Is there a function that grows slower than the factorial function and whose derivative grows faster than the function itself?

Question

Is there a function that grows slower than the factorial function and whose derivative grows faster than the function itself?

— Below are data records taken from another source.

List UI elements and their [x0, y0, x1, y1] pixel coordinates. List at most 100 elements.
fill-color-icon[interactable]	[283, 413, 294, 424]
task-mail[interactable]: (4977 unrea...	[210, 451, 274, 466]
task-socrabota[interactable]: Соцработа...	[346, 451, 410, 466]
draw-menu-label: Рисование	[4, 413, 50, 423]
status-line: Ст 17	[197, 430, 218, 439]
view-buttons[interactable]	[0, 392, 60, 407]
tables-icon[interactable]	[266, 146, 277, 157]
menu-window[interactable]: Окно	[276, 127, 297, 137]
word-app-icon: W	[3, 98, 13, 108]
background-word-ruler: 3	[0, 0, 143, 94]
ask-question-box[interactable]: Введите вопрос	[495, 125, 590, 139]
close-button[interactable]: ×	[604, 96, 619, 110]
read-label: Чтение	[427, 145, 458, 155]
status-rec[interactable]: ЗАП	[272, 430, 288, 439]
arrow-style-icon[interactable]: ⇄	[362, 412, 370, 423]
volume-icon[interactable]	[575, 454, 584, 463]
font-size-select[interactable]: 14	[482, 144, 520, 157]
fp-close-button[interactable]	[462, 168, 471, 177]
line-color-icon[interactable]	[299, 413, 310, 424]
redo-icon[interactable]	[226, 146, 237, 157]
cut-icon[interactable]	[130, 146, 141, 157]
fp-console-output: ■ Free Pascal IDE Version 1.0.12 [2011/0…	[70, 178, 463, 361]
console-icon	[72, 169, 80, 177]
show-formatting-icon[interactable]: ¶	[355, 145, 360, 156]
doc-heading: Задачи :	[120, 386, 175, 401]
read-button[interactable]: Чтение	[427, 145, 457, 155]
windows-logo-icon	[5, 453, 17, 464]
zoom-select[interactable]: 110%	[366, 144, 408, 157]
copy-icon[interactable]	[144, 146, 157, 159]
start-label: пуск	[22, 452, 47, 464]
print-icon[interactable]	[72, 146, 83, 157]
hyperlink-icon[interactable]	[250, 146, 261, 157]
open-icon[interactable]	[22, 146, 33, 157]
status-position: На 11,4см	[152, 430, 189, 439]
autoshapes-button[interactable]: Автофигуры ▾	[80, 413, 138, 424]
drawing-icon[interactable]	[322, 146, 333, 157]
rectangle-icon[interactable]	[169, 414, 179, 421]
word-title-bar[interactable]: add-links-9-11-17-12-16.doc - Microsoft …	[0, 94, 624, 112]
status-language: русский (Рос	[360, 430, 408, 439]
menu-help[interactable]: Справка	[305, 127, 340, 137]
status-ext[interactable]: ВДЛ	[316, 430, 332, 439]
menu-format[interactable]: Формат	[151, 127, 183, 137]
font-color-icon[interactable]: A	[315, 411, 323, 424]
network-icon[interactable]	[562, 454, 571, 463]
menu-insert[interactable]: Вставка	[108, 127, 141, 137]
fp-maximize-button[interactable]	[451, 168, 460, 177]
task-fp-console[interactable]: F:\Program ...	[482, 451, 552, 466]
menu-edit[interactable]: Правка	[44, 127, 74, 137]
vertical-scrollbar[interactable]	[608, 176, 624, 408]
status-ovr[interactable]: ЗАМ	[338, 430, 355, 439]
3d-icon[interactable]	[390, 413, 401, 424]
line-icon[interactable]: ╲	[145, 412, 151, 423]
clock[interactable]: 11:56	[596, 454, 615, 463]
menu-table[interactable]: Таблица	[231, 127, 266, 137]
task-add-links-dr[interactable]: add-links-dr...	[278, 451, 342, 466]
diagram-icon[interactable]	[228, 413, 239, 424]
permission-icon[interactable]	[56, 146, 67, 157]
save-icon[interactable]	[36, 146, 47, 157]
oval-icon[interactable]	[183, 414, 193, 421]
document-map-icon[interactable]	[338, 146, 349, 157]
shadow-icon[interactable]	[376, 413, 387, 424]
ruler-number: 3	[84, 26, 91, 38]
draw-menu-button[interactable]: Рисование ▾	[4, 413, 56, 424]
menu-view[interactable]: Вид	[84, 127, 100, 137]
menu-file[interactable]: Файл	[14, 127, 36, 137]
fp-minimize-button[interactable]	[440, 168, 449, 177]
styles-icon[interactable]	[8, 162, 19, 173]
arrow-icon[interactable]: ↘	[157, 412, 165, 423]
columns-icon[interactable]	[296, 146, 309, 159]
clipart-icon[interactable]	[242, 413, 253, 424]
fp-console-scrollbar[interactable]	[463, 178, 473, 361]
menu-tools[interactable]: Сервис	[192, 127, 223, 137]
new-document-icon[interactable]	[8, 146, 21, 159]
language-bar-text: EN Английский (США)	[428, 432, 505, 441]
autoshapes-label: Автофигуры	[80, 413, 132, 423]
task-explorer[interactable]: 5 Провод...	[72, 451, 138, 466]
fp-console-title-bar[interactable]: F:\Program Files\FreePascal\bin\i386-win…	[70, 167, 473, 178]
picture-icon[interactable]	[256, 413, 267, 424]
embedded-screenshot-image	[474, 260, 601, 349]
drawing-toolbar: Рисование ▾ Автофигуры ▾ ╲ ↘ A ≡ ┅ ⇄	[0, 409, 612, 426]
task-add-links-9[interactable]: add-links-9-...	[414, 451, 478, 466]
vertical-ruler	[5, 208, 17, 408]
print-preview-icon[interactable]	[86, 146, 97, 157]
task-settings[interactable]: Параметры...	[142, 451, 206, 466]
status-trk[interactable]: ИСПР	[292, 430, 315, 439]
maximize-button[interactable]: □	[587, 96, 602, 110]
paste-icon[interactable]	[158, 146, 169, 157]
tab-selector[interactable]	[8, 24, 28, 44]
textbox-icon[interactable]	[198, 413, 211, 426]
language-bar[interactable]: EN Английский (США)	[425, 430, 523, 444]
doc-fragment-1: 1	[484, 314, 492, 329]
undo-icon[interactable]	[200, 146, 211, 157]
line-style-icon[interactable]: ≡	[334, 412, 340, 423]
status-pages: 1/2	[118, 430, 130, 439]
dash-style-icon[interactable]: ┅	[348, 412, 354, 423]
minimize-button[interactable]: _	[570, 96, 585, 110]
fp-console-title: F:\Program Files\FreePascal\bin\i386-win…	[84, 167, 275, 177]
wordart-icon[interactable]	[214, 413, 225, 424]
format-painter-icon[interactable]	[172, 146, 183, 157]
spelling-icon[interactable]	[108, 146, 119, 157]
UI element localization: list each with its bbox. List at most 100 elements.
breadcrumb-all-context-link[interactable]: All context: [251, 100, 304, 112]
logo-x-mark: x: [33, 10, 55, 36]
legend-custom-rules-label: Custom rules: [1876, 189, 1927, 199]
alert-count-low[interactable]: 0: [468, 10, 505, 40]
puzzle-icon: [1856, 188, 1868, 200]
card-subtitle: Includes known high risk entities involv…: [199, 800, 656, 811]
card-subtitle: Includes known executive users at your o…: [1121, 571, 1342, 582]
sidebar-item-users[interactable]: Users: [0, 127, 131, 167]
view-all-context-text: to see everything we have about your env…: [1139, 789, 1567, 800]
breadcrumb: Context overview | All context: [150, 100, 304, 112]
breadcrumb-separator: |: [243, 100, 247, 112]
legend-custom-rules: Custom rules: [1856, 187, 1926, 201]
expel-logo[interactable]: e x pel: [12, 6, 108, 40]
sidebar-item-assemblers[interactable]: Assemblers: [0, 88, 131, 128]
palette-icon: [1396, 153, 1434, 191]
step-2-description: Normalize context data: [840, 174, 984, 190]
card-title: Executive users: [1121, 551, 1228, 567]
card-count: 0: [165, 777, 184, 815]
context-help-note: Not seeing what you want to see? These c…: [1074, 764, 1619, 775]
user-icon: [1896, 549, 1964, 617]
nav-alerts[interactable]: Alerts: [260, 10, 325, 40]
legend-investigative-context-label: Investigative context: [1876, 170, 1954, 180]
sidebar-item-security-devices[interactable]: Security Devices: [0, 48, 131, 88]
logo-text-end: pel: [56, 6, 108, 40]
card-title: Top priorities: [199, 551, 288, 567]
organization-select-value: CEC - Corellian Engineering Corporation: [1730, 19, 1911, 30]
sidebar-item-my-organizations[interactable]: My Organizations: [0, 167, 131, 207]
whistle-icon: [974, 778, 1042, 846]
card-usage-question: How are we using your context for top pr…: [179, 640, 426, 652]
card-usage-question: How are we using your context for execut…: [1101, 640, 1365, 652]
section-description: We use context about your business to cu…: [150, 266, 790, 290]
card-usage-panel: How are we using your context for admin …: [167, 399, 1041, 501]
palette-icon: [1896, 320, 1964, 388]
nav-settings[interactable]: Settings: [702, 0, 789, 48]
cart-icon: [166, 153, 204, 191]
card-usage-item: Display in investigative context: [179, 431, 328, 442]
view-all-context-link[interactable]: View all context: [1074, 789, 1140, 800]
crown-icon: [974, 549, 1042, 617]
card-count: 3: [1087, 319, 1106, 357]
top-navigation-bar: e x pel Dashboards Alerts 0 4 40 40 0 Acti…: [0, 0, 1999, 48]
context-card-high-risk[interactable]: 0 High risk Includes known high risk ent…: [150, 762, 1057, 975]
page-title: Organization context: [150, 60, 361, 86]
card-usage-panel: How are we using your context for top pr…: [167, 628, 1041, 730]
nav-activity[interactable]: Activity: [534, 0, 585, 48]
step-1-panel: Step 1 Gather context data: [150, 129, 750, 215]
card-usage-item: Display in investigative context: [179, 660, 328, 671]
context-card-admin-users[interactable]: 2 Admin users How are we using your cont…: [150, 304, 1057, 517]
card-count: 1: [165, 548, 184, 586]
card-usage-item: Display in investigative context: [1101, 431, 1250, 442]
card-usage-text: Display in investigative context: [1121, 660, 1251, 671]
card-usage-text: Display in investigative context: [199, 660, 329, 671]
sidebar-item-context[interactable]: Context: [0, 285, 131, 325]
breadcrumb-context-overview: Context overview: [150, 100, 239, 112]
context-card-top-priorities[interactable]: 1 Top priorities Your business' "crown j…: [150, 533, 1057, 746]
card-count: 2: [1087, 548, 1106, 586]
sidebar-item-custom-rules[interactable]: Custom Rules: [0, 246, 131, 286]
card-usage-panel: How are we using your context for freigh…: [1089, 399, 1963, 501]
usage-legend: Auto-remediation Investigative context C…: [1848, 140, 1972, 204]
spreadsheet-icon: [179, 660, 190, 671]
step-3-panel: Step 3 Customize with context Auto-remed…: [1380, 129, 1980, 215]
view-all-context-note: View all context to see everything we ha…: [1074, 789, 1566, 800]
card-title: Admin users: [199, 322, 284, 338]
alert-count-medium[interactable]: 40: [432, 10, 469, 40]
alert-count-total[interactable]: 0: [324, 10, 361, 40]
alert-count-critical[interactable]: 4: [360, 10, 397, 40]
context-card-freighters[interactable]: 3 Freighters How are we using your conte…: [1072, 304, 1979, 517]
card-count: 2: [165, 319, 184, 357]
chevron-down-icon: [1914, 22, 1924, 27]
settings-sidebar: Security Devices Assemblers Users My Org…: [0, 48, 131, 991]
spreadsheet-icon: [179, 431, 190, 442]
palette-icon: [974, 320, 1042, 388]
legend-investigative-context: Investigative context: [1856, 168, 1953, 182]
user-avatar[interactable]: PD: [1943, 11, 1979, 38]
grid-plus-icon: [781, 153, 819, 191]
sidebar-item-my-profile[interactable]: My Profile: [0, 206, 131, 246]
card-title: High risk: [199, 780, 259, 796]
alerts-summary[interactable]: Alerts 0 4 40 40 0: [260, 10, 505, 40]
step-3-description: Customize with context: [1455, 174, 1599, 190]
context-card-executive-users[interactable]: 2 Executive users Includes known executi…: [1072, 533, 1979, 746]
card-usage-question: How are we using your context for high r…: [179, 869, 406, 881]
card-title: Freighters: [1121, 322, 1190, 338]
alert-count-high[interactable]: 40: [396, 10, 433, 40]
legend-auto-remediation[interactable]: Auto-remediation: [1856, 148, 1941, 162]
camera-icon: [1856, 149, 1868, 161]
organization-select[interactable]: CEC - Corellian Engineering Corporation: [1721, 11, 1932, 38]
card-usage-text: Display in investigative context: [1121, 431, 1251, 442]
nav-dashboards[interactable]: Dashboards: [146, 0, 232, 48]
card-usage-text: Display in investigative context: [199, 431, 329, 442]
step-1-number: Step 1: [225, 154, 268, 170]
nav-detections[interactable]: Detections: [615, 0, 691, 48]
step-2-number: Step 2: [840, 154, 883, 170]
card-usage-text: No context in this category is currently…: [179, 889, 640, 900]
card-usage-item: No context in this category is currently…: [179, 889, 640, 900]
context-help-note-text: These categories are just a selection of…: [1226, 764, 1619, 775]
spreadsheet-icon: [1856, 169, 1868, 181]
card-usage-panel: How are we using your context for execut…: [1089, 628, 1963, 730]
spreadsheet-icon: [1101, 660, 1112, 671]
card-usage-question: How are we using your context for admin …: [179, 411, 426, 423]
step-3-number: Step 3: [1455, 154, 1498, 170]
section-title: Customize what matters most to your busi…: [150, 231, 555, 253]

In symbols, is there a function $f(x)$ that satisfies $f(x) = o(x!)$ and $\lim_{x \to \infty} f(x)/f'(x) = 0$?

Answer 1

For any $r>0$ we have $$ \lim_{x\to\infty} \frac{r^x}{x!}=0 $$We can augment the exponent a little bit: for instance, $$ \lim_{x\to \infty} \frac{r^{x+\log(x)^2}}{x!}=0 $$But not too much: if $r>1$, for any $\varepsilon>0$ we have $$ \lim_{x\to \infty} \frac{r^{x^{1+\varepsilon}}}{x!}=\infty $$

Answer 2

Stirling's formula says $x! = e^{x \ln(x) - x + O(\ln(x))}$, so we can do $f(x) = e^{g(x)}$, where $g(x)$ is any function that grows more slowly than $x \ln(x)$, but faster than $ax$ for any constant $a$. One obvious one to use could be $g(x) = x \ln \ln x$, which makes $$f(x) = e^{x \ln \ln x},$$ for which $$f'(x) = e^{x \ln \ln x} \left( \ln \ln x + \frac{1}{\ln x} \right) = f(x)\ln \ln x + \frac{f(x)}{\ln x}$$ clearly satisfies $\lim_{x \rightarrow \infty} \frac{f'(x)}{f(x)} = \infty$.

It's easy to verify that for this choice of $f(x)$, $$\lim_{x \rightarrow \infty} \frac{f(x)}{x!} = \lim_{x \rightarrow \infty} e^{x \ln \ln x - x \ln x + x + O(\ln x)} = 0.$$